From its Wikipedia page:
The story follows several Los Angeles Police Department officers in the early 1950s who become embroiled in a mix of sex, corruption, and murder following a massacre at the Nite Owl coffee shop. The story eventually encompasses organized crime, political corruption, heroin trafficking, pornography, prostitution, and Hollywood. The title refers to the scandal magazine Confidential, which is fictionalized as Hush-Hush. It also deals with the real “Bloody Christmas” scandal.
The three protagonists are LAPD officers. Edmund Exley, the son of prestigious detective Preston Exley, is a “straight arrow” who informs on other officers in a police brutality scandal. He is first and foremost a politician and a ladder climber. This earns the enmity of Wendell “Bud” White, an intimidating enforcer with a fixation on men who abuse women. Between the two of them is Jack Vincennes, who acts as more of a celebrity than a cop, who is a technical advisor on a police television show called Badge of Honor (similar to the real-life show Dragnet) and provides tips to a scandal magazine.

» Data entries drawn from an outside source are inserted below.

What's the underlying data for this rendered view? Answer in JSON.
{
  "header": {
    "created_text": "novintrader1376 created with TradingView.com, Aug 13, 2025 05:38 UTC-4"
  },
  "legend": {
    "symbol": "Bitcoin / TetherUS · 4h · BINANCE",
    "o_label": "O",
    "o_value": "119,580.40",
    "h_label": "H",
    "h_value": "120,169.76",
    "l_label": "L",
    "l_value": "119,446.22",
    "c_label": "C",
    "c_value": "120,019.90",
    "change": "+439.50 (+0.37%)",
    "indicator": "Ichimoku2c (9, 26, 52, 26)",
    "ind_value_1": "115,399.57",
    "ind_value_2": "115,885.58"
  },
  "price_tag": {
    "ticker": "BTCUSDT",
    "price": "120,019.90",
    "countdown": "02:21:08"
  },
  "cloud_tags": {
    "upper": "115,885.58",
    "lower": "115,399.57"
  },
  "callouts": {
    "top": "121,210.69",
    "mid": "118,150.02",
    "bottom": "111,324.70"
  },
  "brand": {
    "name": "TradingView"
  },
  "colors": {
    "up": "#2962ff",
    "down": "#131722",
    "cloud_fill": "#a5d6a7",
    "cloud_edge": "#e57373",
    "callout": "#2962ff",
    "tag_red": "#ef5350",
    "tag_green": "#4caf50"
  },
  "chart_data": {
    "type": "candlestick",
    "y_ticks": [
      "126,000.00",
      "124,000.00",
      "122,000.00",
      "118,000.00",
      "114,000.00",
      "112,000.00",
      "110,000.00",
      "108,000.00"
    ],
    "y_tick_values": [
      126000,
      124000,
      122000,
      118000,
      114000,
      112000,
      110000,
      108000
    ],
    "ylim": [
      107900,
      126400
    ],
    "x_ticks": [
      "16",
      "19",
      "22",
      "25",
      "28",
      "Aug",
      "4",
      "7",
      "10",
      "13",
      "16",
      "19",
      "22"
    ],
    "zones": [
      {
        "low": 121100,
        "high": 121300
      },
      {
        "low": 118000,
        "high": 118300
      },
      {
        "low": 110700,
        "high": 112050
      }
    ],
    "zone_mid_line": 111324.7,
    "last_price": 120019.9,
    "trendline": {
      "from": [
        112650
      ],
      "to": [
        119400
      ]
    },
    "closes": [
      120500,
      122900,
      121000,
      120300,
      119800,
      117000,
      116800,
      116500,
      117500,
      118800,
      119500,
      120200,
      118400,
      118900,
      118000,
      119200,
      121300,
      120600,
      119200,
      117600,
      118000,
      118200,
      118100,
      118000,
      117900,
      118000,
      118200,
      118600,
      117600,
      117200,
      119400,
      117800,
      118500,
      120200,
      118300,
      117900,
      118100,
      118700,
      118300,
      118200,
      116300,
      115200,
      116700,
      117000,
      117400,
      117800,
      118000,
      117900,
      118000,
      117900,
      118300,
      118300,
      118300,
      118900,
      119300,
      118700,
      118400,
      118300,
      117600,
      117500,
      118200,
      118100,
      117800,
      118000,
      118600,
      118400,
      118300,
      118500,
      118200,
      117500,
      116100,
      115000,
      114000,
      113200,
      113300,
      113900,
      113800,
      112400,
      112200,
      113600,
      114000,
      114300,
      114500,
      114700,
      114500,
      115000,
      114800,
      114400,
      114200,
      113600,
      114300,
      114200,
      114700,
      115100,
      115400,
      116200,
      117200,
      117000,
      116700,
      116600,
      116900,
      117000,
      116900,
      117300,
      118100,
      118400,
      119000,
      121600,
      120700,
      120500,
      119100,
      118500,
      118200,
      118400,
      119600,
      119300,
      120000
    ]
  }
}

The three of them must set their differences aside to unravel the conspiracy linking the novel’s events.
Quick DG Review: It’s a really long book. Ton of details and lot of characters to keep track of. I thought the movie was great so I gave this a shot. Obviously, many more details in the book. Took me a long time to read it though. Like 1-hour spurts over a few months. Wasn’t hard to put down… 3.5 stars.